Pero los trabajadores con contratos temporales no se pueden organizar porque el empresario no les despedirá, sencillamente no les renovará el contrato. A esto, se le suma además una aplicación incorrecta de convenio. En lugar de aplicarse el Convenio de Transporte de Mercancías por Carretera, se nos aplica el Convenio de Mensajería, que está obsoleto y además se aplicaba a trabajadores que repartían cartas. ¿La diferencia? Reducir el salario en casi 900 euros brutos al mes. Por desgracia, todas estas prácticas son comunes en todas las subcontratas de Amazon.

De la precariedad (empresa de trabajo temporal)

Por si fuera poco, las subcontratas de Amazon han subido el nivel de precarización aún más subcontratando los servicios de empresas de trabajo temporal para realizar la contratación de sus trabajadores.
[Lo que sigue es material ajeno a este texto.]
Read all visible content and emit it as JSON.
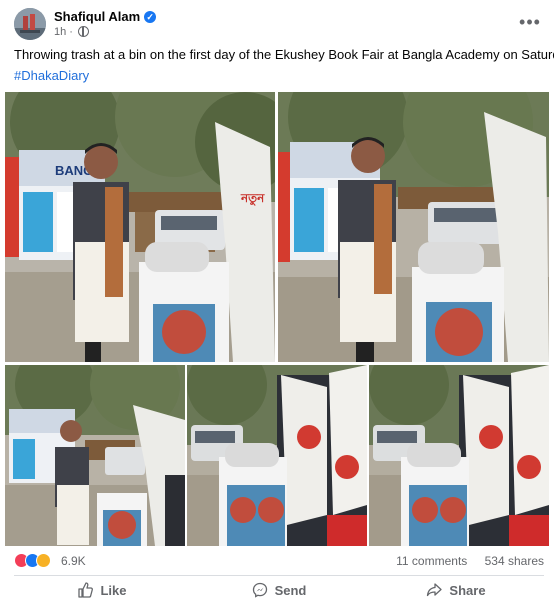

Una vez más, es una praxis ilegal dada la naturaleza indeterminada del trabajo de las subcontratas. Si ofrezco un servicio de reparto indefinido, no puedo subcontratar empresas de trabajo temporal. ¿Cómo afecta esto a los trabajadores? Un salario paupérrimo, una estabilidad laboral nula y, por supuesto, una nula capacidad organizativa que permita mejoras de sus condiciones laborales.

Al final, llegas a la conclusión de que si Jeff Bezos es el hombre más rico de la historia de la humanidad, es gracias a la explotación de la clase trabajadora. De que el punto fuerte de Amazon no son los precios sino el servicio que ofrece y lo consigue gracias a las presiones despiadadas que ejerce sobre los trabajadores.

La pregunta es, ¿Hasta cuándo? ¿Hasta cuándo vamos a permitir que Amazon se salte la ley subcontratando? ¿Hasta cuándo vamos a dejar que Amazon contrate falsos autónomos? ¿Hasta cuándo vamos a dejar que Amazon espíe y reprima a los trabajadores que se organizan sindicalmente? ¿Hasta cuándo vamos a dejar que Amazon no pague por el impacto medioambiental que está generando?.